Teaching
I teach mathematics and statistics at the University of Arkansas at Little Rock and direct the Math Assistance Center. My teaching emphasizes conceptual understanding, durable public course materials, reproducible work, and the careful use of computational and AI tools.
This portfolio collects ten public course-material sites — two current courses and eight assembled course-material sites — described below.
Current courses
Public, durable resource sites for two of my current courses. Roster- and section-specific material lives in the LMS, not here.
Intro to Mathematical Software
LaTeX, R, Quarto, reproducible workflow, and careful AI-assisted work.
Data, evidence, models, uncertainty, and simulation.
Each public course site also carries its own notes, labs, and examples alongside curated resource collections — see the Math Software resources and the Intro Stats resources.
Undergraduate course sites
Alongside the two course sites above, I have assembled full public course-material sites for other undergraduate statistics and probability courses. Each is a coherent, self-contained resource site — synthesized notes, hands-on R/Quarto labs, and curated references — built in the same style as the sites above.
These are assembled course materials, not currently scheduled sections. Dates, weights, and final policies are not set here, and anything operational for a live offering would live in the LMS. Treat them as durable, public course resources rather than finished releases.
Priors, likelihoods, and posteriors; Bayesian regression; simulation, model checking, and hierarchical models.
Sample spaces, conditioning and Bayes’ rule, random variables, the standard distributions, and simulation.
Sampling distributions, likelihood and maximum likelihood, confidence intervals, hypothesis tests, the bootstrap, and Bayesian inference.
Regression, diagnostics, multiple predictors and adjustment, interactions, prediction and validation, and logistic regression.
Modern SAS for Statistical Analytics
The professional SAS workflow: DATA steps, PROC SQL, cleaning and validation, the core procedures, ODS output, simulation, and reproducible reporting.
Design, Experiments & Causal Evidence
Random sampling vs random assignment, bias and confounding, blocked and factorial experiments, causal diagrams, sampling, and study critique.
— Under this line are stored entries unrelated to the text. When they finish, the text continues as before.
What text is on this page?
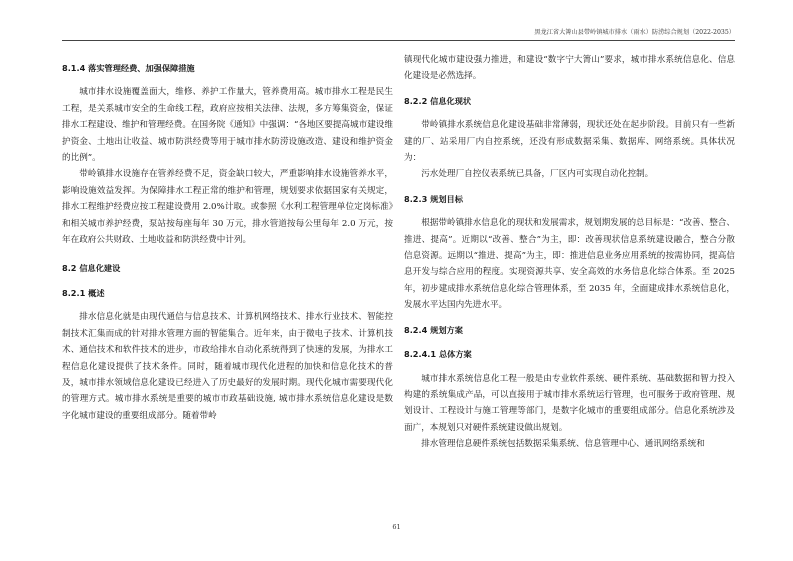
黑龙江省大箐山县带岭镇城市排水（雨水）防涝综合规划（2022-2035）
8.1.4 落实管理经费、加强保障措施

城市排水设施覆盖面大，维修、养护工作量大，管养费用高。城市排水工程是民生工程，是关系城市安全的生命线工程，政府应按相关法律、法规，多方筹集资金，保证排水工程建设、维护和管理经费。在国务院《通知》中强调：“各地区要提高城市建设维护资金、土地出让收益、城市防洪经费等用于城市排水防涝设施改造、建设和维护资金的比例”。

带岭镇排水设施存在管养经费不足，资金缺口较大，严重影响排水设施管养水平，影响设施效益发挥。为保障排水工程正常的维护和管理，规划要求依据国家有关规定，排水工程维护经费应按工程建设费用 2.0%计取。或参照《水利工程管理单位定岗标准》和相关城市养护经费，泵站按每座每年 30 万元，排水管道按每公里每年 2.0 万元，按年在政府公共财政、土地收益和防洪经费中计列。

8.2 信息化建设
8.2.1 概述

排水信息化就是由现代通信与信息技术、计算机网络技术、排水行业技术、智能控制技术汇集而成的针对排水管理方面的智能集合。近年来，由于微电子技术、计算机技术、通信技术和软件技术的进步，市政给排水自动化系统得到了快速的发展，为排水工程信息化建设提供了技术条件。同时，随着城市现代化进程的加快和信息化技术的普及，城市排水领域信息化建设已经进入了历史最好的发展时期。现代化城市需要现代化的管理方式。城市排水系统是重要的城市市政基础设施, 城市排水系统信息化建设是数字化城市建设的重要组成部分。随着带岭

镇现代化城市建设强力推进，和建设“数字宁大箐山”要求，城市排水系统信息化、信息化建设是必然选择。

8.2.2 信息化现状

带岭镇排水系统信息化建设基础非常薄弱，现状还处在起步阶段。目前只有一些新建的厂、站采用厂内自控系统，还没有形成数据采集、数据库、网络系统。具体状况为：

污水处理厂自控仪表系统已具备，厂区内可实现自动化控制。

8.2.3 规划目标

根据带岭镇排水信息化的现状和发展需求，规划期发展的总目标是：“改善、整合、推进、提高”。近期以“改善、整合”为主，即：改善现状信息系统建设融合，整合分散信息资源。远期以“推进、提高”为主，即：推进信息业务应用系统的按需协同，提高信息开发与综合应用的程度。实现资源共享、安全高效的水务信息化综合体系。至 2025 年，初步建成排水系统信息化综合管理体系，至 2035 年，全面建成排水系统信息化，发展水平达国内先进水平。

8.2.4 规划方案
8.2.4.1 总体方案

城市排水系统信息化工程一般是由专业软件系统、硬件系统、基础数据和智力投入构建的系统集成产品，可以直接用于城市排水系统运行管理，也可服务于政府管理、规划设计、工程设计与施工管理等部门，是数字化城市的重要组成部分。信息化系统涉及面广，本规划只对硬件系统建设做出规划。

排水管理信息硬件系统包括数据采集系统、信息管理中心、通讯网络系统和

61
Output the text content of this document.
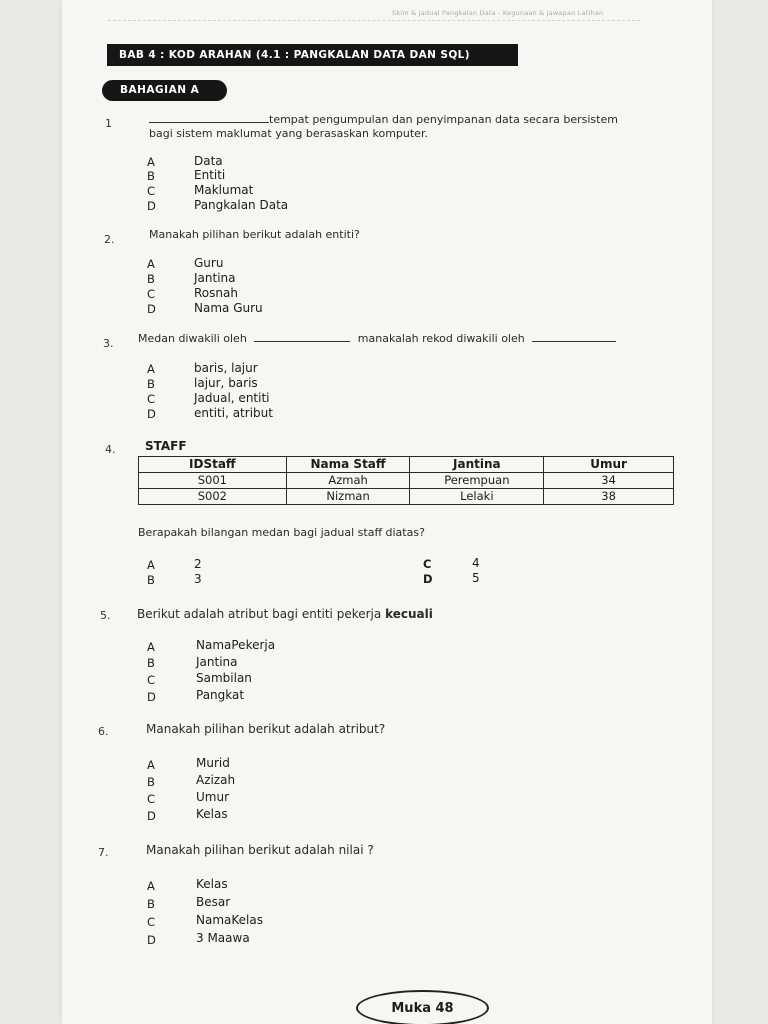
Skim & Jadual Pangkalan Data - Kegunaan & Jawapan Latihan
BAB 4 : KOD ARAHAN (4.1 : PANGKALAN DATA DAN SQL)
BAHAGIAN A
1	tempat pengumpulan dan penyimpanan data secara bersistem
bagi sistem maklumat yang berasaskan komputer.
A	Data
B	Entiti
C	Maklumat
D	Pangkalan Data
2.	Manakah pilihan berikut adalah entiti?
A	Guru
B	Jantina
C	Rosnah
D	Nama Guru
3. Medan diwakili oleh	manakalah rekod diwakili oleh
A	baris, lajur
B	lajur, baris
C	Jadual, entiti
D	entiti, atribut
4. STAFF
IDStaff	Nama Staff	Jantina	Umur
S001	Azmah	Perempuan	34
S002	Nizman	Lelaki	38
Berapakah bilangan medan bagi jadual staff diatas?
A	2
B	3
C	4
D	5
5. Berikut adalah atribut bagi entiti pekerja kecuali
A	NamaPekerja
B	Jantina
C	Sambilan
D	Pangkat
6.	Manakah pilihan berikut adalah atribut?
A	Murid
B	Azizah
C	Umur
D	Kelas
7.	Manakah pilihan berikut adalah nilai ?
A	Kelas
B	Besar
C	NamaKelas
D	3 Maawa
Muka 48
Choosing and connecting methods across groups, factors, covariates, and categorical outcomes: paired and two-group comparisons, one- and two-way ANOVA, regression and ANCOVA, contingency tables, and logistic regression.
Resampling, Nonparametric & Robust Methods
Assumption-light inference: permutation and randomization tests, the bootstrap, rank-based methods, robust summaries and regression, and simulation studies of how methods behave.
Graduate course sites
Graduate-level course sites are in development in the same style as the collection above. They will be added here as they are assembled.
Course Builder
These ten public sites are the current public demonstration layer for Course Builder, a developing course-design harness I build and use. A Course Builder run does not improvise a course from a prompt; it extends a course as an explicit analytic object under stated controls — course context, source boundaries, pedagogy references, durable state, diagnostic gates, and human review. It is not autonomous course design: instructor judgment and release authority stay central, and graded, answer-key, and roster-specific material stays in the LMS, not on these public sites. See the research page for more.
Teaching approach
- Concepts before procedures. Students should understand why a method works before reaching for it, so the procedure becomes a tool rather than a ritual.
- Explain, verify, revise, communicate. I ask students to justify their reasoning, check their results, revise their work, and communicate it clearly — the habits that outlast any single course.
- Reproducible artifacts matter. Rendered documents, organized projects, executable code, and transparent AI-use notes (when AI is used) make student work durable, checkable, and honest.
Math Assistance Center
As Director of the Math Assistance Center (MAC) at UA Little Rock, I lead the university’s drop-in support center for lower-division mathematics and statistics. The role is part academic service, part leadership:
- Peer support at scale — coordinating drop-in tutoring that meets students where they are, across many courses and sections.
- Tutor mentoring and development — hiring, training, and developing peer tutors so they grow as explainers, not just answer-checkers.
- Instructional coordination — aligning support with what courses actually ask of students, in conversation with the instructors who teach them.
- Sustainable support workflows — building durable, low-overhead systems so the center keeps running smoothly from term to term.